Mon père a donné l'hospitalité de sa terre à ma mère. Ma mère a donné l'hospitalité de sa langue à mon père. Je suis née entre terre et langue. Terre natale outre-mer, steppe des hauts plateaux, Aflou, petite ville coloniale avec village nègre où passe Isabelle Eberhardt, Isabelle «l'Algérien». Aflou que je ne connais pas, où des Juifs parlent l'arabe de leurs frères musulmans, où les colporteurs sont kabyles, où les Européens sont presque tous espagnols, où les belles prostituées du djebel Amour ne vivent pas dans un quartier réservé, où les caïds habitent les maisons du centre administratif.

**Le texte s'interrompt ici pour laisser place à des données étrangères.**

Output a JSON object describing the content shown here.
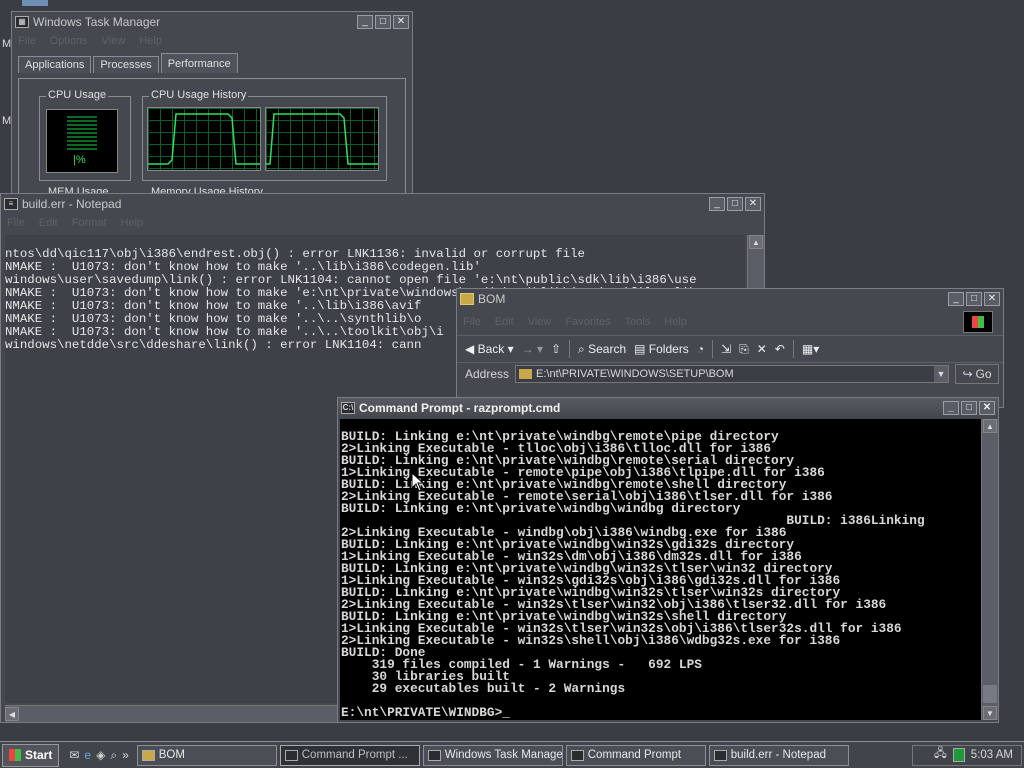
{
  "desktop": {
    "left_letter_1": "M",
    "left_letter_2": "M"
  },
  "taskmgr": {
    "title": "Windows Task Manager",
    "menu": [
      "File",
      "Options",
      "View",
      "Help"
    ],
    "tabs": [
      "Applications",
      "Processes",
      "Performance"
    ],
    "groups": {
      "cpu_usage": "CPU Usage",
      "cpu_history": "CPU Usage History",
      "mem_usage": "MEM Usage",
      "mem_history": "Memory Usage History"
    },
    "cpu_percent_label": "|%",
    "cpu_level": 0.0
  },
  "notepad": {
    "title": "build.err - Notepad",
    "menu": [
      "File",
      "Edit",
      "Format",
      "Help"
    ],
    "lines": [
      "ntos\\dd\\qic117\\obj\\i386\\endrest.obj() : error LNK1136: invalid or corrupt file",
      "NMAKE :  U1073: don't know how to make '..\\lib\\i386\\codegen.lib'",
      "windows\\user\\savedump\\link() : error LNK1104: cannot open file 'e:\\nt\\public\\sdk\\lib\\i386\\use",
      "NMAKE :  U1073: don't know how to make 'e:\\nt\\private\\windows\\media\\avi\\lib\\i386\\avifil32.lib",
      "NMAKE :  U1073: don't know how to make '..\\lib\\i386\\avif",
      "NMAKE :  U1073: don't know how to make '..\\..\\synthlib\\o",
      "NMAKE :  U1073: don't know how to make '..\\..\\toolkit\\obj\\i",
      "windows\\netdde\\src\\ddeshare\\link() : error LNK1104: cann"
    ]
  },
  "explorer": {
    "title": "BOM",
    "menu": [
      "File",
      "Edit",
      "View",
      "Favorites",
      "Tools",
      "Help"
    ],
    "toolbar": {
      "back": "Back",
      "search": "Search",
      "folders": "Folders"
    },
    "address_label": "Address",
    "address_value": "E:\\nt\\PRIVATE\\WINDOWS\\SETUP\\BOM",
    "go_label": "Go"
  },
  "cmd": {
    "title": "Command Prompt - razprompt.cmd",
    "lines": [
      "BUILD: Linking e:\\nt\\private\\windbg\\remote\\pipe directory",
      "2>Linking Executable - tlloc\\obj\\i386\\tlloc.dll for i386",
      "BUILD: Linking e:\\nt\\private\\windbg\\remote\\serial directory",
      "1>Linking Executable - remote\\pipe\\obj\\i386\\tlpipe.dll for i386",
      "BUILD: Linking e:\\nt\\private\\windbg\\remote\\shell directory",
      "2>Linking Executable - remote\\serial\\obj\\i386\\tlser.dll for i386",
      "BUILD: Linking e:\\nt\\private\\windbg\\windbg directory",
      "                                                          BUILD: i386Linking",
      "2>Linking Executable - windbg\\obj\\i386\\windbg.exe for i386",
      "BUILD: Linking e:\\nt\\private\\windbg\\win32s\\gdi32s directory",
      "1>Linking Executable - win32s\\dm\\obj\\i386\\dm32s.dll for i386",
      "BUILD: Linking e:\\nt\\private\\windbg\\win32s\\tlser\\win32 directory",
      "1>Linking Executable - win32s\\gdi32s\\obj\\i386\\gdi32s.dll for i386",
      "BUILD: Linking e:\\nt\\private\\windbg\\win32s\\tlser\\win32s directory",
      "2>Linking Executable - win32s\\tlser\\win32\\obj\\i386\\tlser32.dll for i386",
      "BUILD: Linking e:\\nt\\private\\windbg\\win32s\\shell directory",
      "1>Linking Executable - win32s\\tlser\\win32s\\obj\\i386\\tlser32s.dll for i386",
      "2>Linking Executable - win32s\\shell\\obj\\i386\\wdbg32s.exe for i386",
      "BUILD: Done",
      "",
      "    319 files compiled - 1 Warnings -   692 LPS",
      "    30 libraries built",
      "    29 executables built - 2 Warnings",
      "",
      "E:\\nt\\PRIVATE\\WINDBG>_"
    ]
  },
  "taskbar": {
    "start": "Start",
    "overflow": "»",
    "tasks": [
      "BOM",
      "Command Prompt ...",
      "Windows Task Manager",
      "Command Prompt",
      "build.err - Notepad"
    ],
    "clock": "5:03 AM"
  }
}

Aflou où les mains de «Mademoiselle», infirmière diplômée de l'Etat français, native des Vosges, me mettent au monde dans la langue de ma mère, la Roumia, la Française, l'étrangère. «Mademoiselle» parle l'arabe des nomades qu'elle visite jusqu'à la nuit, grande cavalière, ma mère, non. Une sage-femme musulmane aurait-elle assisté ma mère dans ce moment où je nais au pays de mon père, j'aurais entendu la première langue, la langue de mon père, l'Arabe. Mais non. C'est la langue de France de deux Françaises de France qui me reçoit, la langue claire des rivières, de ce pays au-delà de la mer blanche où l'eau tracée en bleu sinueux irrigue la carte de géographie, la rêverie de mon père, qui m'accueille ce jour-là, la première fille, dans la langue du pays de la jeune épouse, la langue d'amour.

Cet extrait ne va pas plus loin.